It began when I read this on the wall of a doctor’s office:

When you expect things to happen, Strangely enough, they will happen. Your expectations energize your goals And give them momentum. Your life will always respond to your Outlook.  So, set your goals high. You must first expect to succeed if You want to succeed.  And you can’t Expect to succeed beyond your wildest Expectations unless you begin with Some pretty wild expectations. When you believe something good Can happen, it does.  The dreams You choose to believe in will come To be. Expect success and it is yours!”

Had I read this homily earlier in my life I would have said, with some cynicism, “yeah, right.” But things have happened to change my mind.

Soon after reading this statement of philosophy I discovered a piece of paper in my files I have absolutely no recollection of ever writing.  It was a typewritten (typewriters came before word processors) list of goals I had written ten years before.  Imagine my surprise when I realized that in those intervening years I had achieved almost all of my goals (some of those goals were not small). This event made me face the fact that all my fretting and worrying had been a pointless drain on time and energy.  Despite many setbacks I had succeeded anyway.

Writing out my goals must have established some kind of unconscious expectation.  And while I was crawling along under the weight of my conscious imagination, my unconscious mind was slowly making progress I never gave myself credit for.

What you expect is a habit more than it is a thought process.  That’s why I like to refer to myself as “recovering.”  My natural disposition is to think the worst.  So, I have consciously trained myself to recognize when my thinking starts stinking and to stop it every time it rears its head.   At first I had to be very deliberate and conscious about it.  But as time wore on I have gotten used to it and I find that remembering past victories helps a lot.

What often keeps me going is the fact that I have discovered a corollary principle to the statement: “Expect Success and it is yours.”… “Expect Failure and it is yours as well.”
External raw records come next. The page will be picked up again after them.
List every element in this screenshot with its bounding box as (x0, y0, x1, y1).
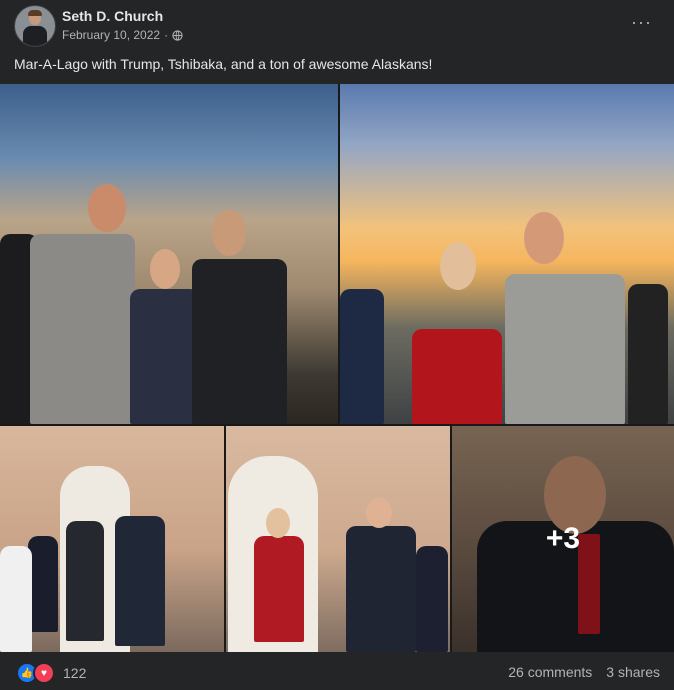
post-date[interactable]: February 10, 2022 (62, 28, 160, 42)
photo-figure (416, 546, 448, 652)
photo-figure (346, 526, 416, 652)
reaction-count: 122 (63, 665, 87, 681)
post-caption: Mar-A-Lago with Trump, Tshibaka, and a t… (14, 56, 433, 72)
photo-figure (412, 329, 502, 424)
shares-count-link[interactable]: 3 shares (606, 664, 660, 680)
photo-figure-head (212, 210, 246, 256)
photo-figure (254, 536, 304, 642)
post-header: Seth D. Church February 10, 2022 · ··· (0, 0, 674, 50)
photo-figure-head (366, 498, 392, 528)
post-stats: 26 comments 3 shares (508, 664, 660, 680)
photo-figure (130, 289, 200, 424)
photo-figure (28, 536, 58, 632)
author-avatar[interactable] (14, 5, 56, 47)
photo-figure (66, 521, 104, 641)
photo-figure (0, 546, 32, 652)
photo-figure-head (440, 242, 476, 290)
more-photos-count[interactable]: +3 (452, 426, 674, 652)
meta-separator: · (164, 28, 169, 42)
photo-2[interactable] (340, 84, 674, 424)
reactions-summary[interactable]: 👍 ♥ 122 (16, 662, 86, 684)
post-meta: February 10, 2022 · (62, 28, 183, 42)
photo-figure (192, 259, 287, 424)
photo-figure-head (150, 249, 180, 289)
photo-figure (115, 516, 165, 646)
photo-figure-head (524, 212, 564, 264)
avatar-hair (28, 10, 42, 16)
avatar-body (23, 26, 47, 46)
globe-icon[interactable] (172, 29, 183, 41)
post-footer: 👍 ♥ 122 26 comments 3 shares (0, 652, 674, 690)
photo-grid: +3 (0, 84, 674, 652)
photo-5[interactable]: +3 (452, 426, 674, 652)
photo-4[interactable] (226, 426, 450, 652)
photo-figure (340, 289, 384, 424)
more-options-button[interactable]: ··· (631, 12, 652, 33)
photo-figure-head (88, 184, 126, 232)
author-name[interactable]: Seth D. Church (62, 8, 163, 24)
photo-1[interactable] (0, 84, 338, 424)
comments-count-link[interactable]: 26 comments (508, 664, 592, 680)
photo-figure (505, 274, 625, 424)
photo-figure (30, 234, 135, 424)
photo-figure (628, 284, 668, 424)
photo-figure-head (266, 508, 290, 538)
love-reaction-icon: ♥ (33, 662, 55, 684)
photo-3[interactable] (0, 426, 224, 652)
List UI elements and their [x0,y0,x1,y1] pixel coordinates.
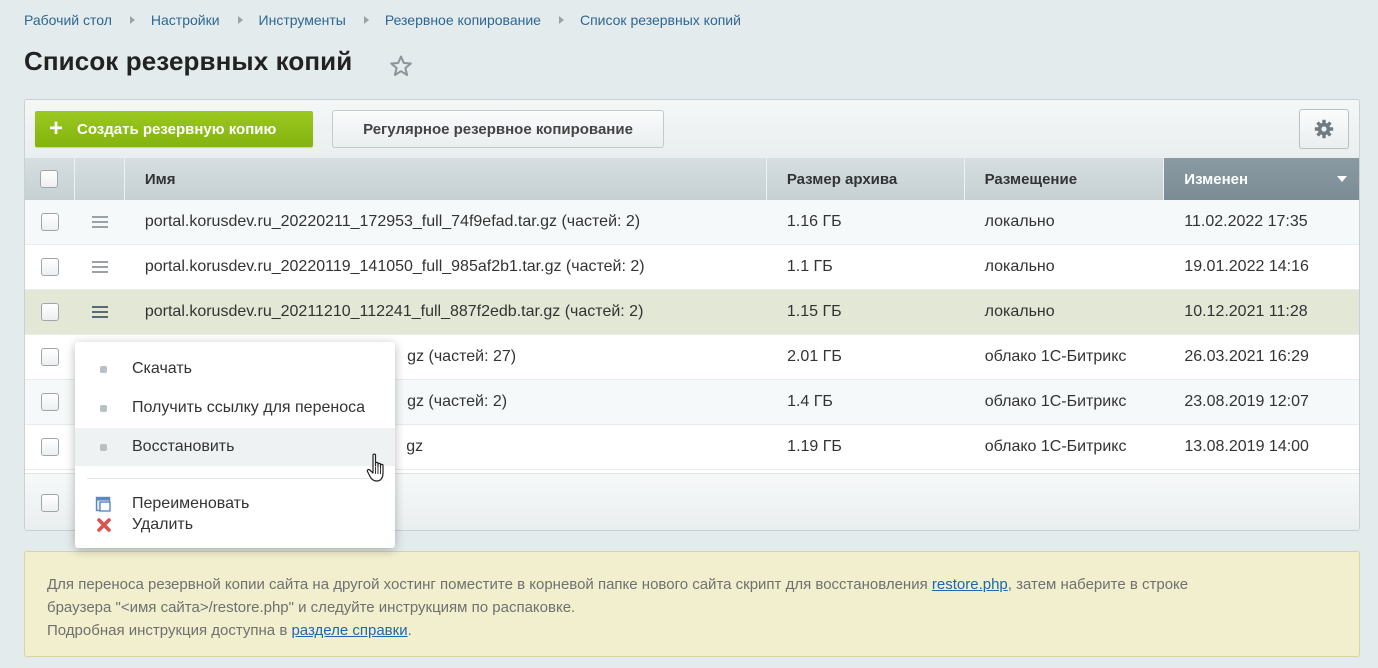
row-place: облако 1С-Битрикс [984,438,1127,455]
row-size: 1.4 ГБ [787,393,833,410]
table-row[interactable]: portal.korusdev.ru_20220119_141050_full_… [25,245,1359,290]
note-line-3-suffix: . [407,622,412,639]
create-backup-label: Создать резервную копию [77,120,277,138]
row-checkbox[interactable] [40,438,59,456]
page-title: Список резервных копий [24,46,353,76]
menu-item-get-link-label: Получить ссылку для переноса [132,399,365,416]
bullet-icon [100,404,107,412]
breadcrumb-separator-icon [129,16,135,24]
menu-item-download-label: Скачать [132,360,192,377]
header-select-all-cell [25,158,75,200]
column-header-name[interactable]: Имя [125,158,767,200]
row-menu-icon[interactable] [91,306,108,318]
plus-icon: + [48,115,63,142]
restore-php-link[interactable]: restore.php [932,576,1008,593]
row-date: 11.02.2022 17:35 [1184,213,1308,230]
row-name: portal.korusdev.ru_20220211_172953_full_… [144,213,641,230]
table-row[interactable]: portal.korusdev.ru_20220211_172953_full_… [25,200,1359,245]
row-size: 1.16 ГБ [786,213,842,230]
column-header-place[interactable]: Размещение [965,158,1165,200]
row-size: 1.1 ГБ [786,258,833,275]
row-date: 13.08.2019 14:00 [1184,438,1309,455]
info-note: Для переноса резервной копии сайта на др… [24,551,1360,657]
row-checkbox[interactable] [40,348,59,366]
row-menu-icon[interactable] [91,261,108,273]
table-row-selected[interactable]: portal.korusdev.ru_20211210_112241_full_… [25,290,1359,335]
row-date: 26.03.2021 16:29 [1184,348,1309,365]
table-header: Имя Размер архива Размещение Изменен [25,158,1359,200]
breadcrumb-item-tools[interactable]: Инструменты [259,12,346,28]
menu-item-delete-label: Удалить [132,516,194,533]
star-icon[interactable] [389,54,413,78]
row-size: 1.19 ГБ [787,438,842,455]
toolbar: + Создать резервную копию Регулярное рез… [25,100,1359,158]
bullet-icon [100,443,107,451]
settings-button[interactable] [1299,109,1349,149]
note-line-1: Для переноса резервной копии сайта на др… [47,573,1337,596]
row-context-menu: Скачать Получить ссылку для переноса Вос… [75,342,395,548]
column-header-size[interactable]: Размер архива [767,158,965,200]
row-place: локально [984,213,1055,230]
breadcrumb-item-backup[interactable]: Резервное копирование [385,12,541,28]
row-place: облако 1С-Битрикс [984,393,1127,410]
bullet-icon [100,365,107,373]
row-place: локально [984,258,1055,275]
note-line-3-text: Подробная инструкция доступна в [47,622,292,639]
row-size: 1.15 ГБ [786,303,842,320]
row-name: portal.korusdev.ru_20211210_112241_full_… [144,303,644,320]
hand-cursor-icon [366,453,384,482]
row-checkbox[interactable] [40,258,59,276]
row-date: 19.01.2022 14:16 [1184,258,1309,275]
row-date: 23.08.2019 12:07 [1184,393,1309,410]
menu-item-get-link[interactable]: Получить ссылку для переноса [75,389,395,427]
help-section-link[interactable]: разделе справки [291,622,407,639]
note-line-2: браузера "<имя сайта>/restore.php" и сле… [47,599,576,616]
menu-item-download[interactable]: Скачать [75,350,395,388]
breadcrumb: Рабочий стол Настройки Инструменты Резер… [24,12,741,28]
breadcrumb-item-settings[interactable]: Настройки [151,12,220,28]
menu-item-delete[interactable]: Удалить [75,506,395,544]
row-menu-icon[interactable] [91,216,108,228]
breadcrumb-item-backup-list[interactable]: Список резервных копий [580,12,741,28]
row-place: облако 1С-Битрикс [984,348,1127,365]
sort-desc-icon [1337,176,1347,182]
note-line-1-suffix: , затем наберите в строке [1007,576,1189,593]
row-place: локально [984,303,1055,320]
menu-item-restore-label: Восстановить [132,438,235,455]
breadcrumb-separator-icon [363,16,369,24]
breadcrumb-item-desktop[interactable]: Рабочий стол [24,12,112,28]
column-header-date[interactable]: Изменен [1164,158,1359,200]
row-name: portal.korusdev.ru_20220119_141050_full_… [144,258,645,275]
row-checkbox[interactable] [40,213,59,231]
footer-select-all-checkbox[interactable] [41,493,59,512]
regular-backup-button[interactable]: Регулярное резервное копирование [332,110,664,148]
row-date: 10.12.2021 11:28 [1184,303,1308,320]
gear-icon [1314,119,1334,139]
row-size: 2.01 ГБ [787,348,842,365]
row-checkbox[interactable] [40,393,59,411]
create-backup-button[interactable]: + Создать резервную копию [35,111,313,147]
note-line-1-text: Для переноса резервной копии сайта на др… [47,576,932,593]
breadcrumb-separator-icon [558,16,564,24]
menu-item-restore[interactable]: Восстановить [75,428,395,466]
column-header-date-label: Изменен [1184,170,1249,188]
menu-divider [87,478,383,479]
select-all-checkbox[interactable] [40,170,59,188]
breadcrumb-separator-icon [237,16,243,24]
header-actions-cell [75,158,125,200]
delete-icon [96,518,111,532]
note-line-3: Подробная инструкция доступна в разделе … [47,619,1337,642]
row-checkbox[interactable] [40,303,59,321]
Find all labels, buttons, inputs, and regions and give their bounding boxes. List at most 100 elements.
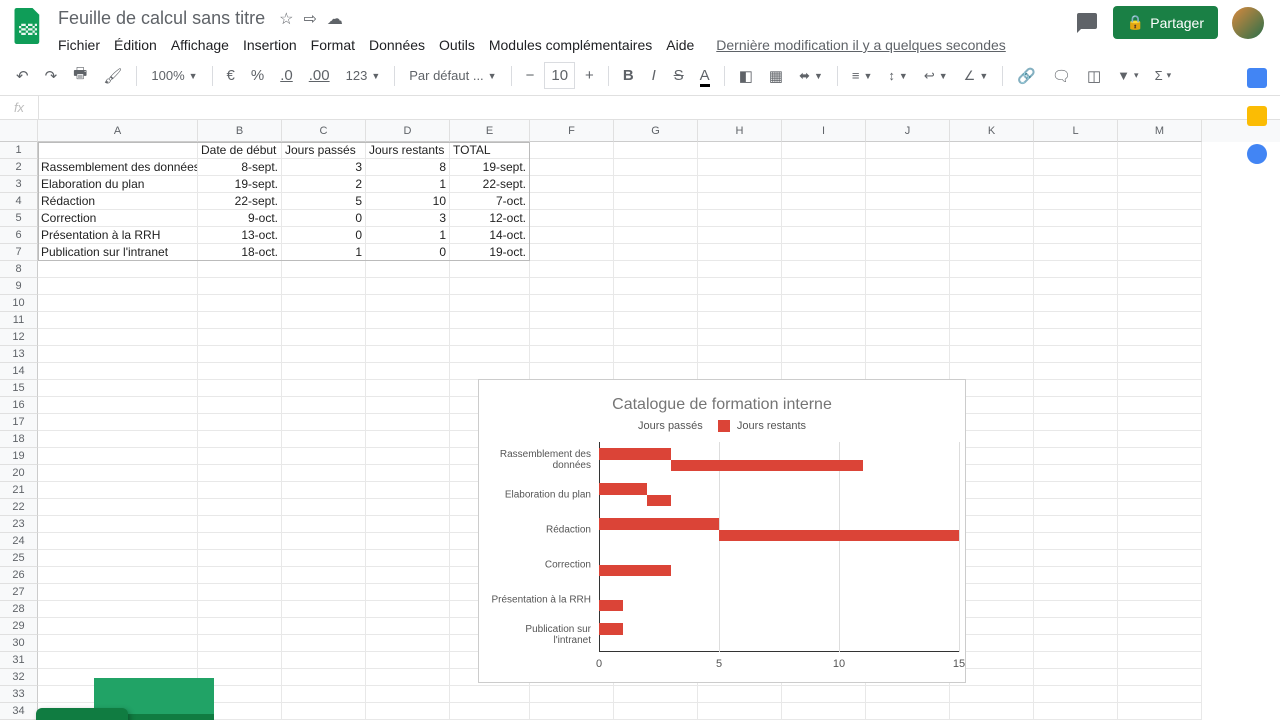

So, what does this have to do with deathcare?  As a group, our thinking stinks.  We have been through a rough decade.  We have been the subject of media criticism for more than 50 years.  We have come to collectively expect that things will only get worse…and as long as we expect that outcome then we will get it.

As for me?  I think this decade and the next have every potential to be the best in the history of deathcare.  If you have been following my lectures and writing you know that I am backing that opinion up with facts and examples.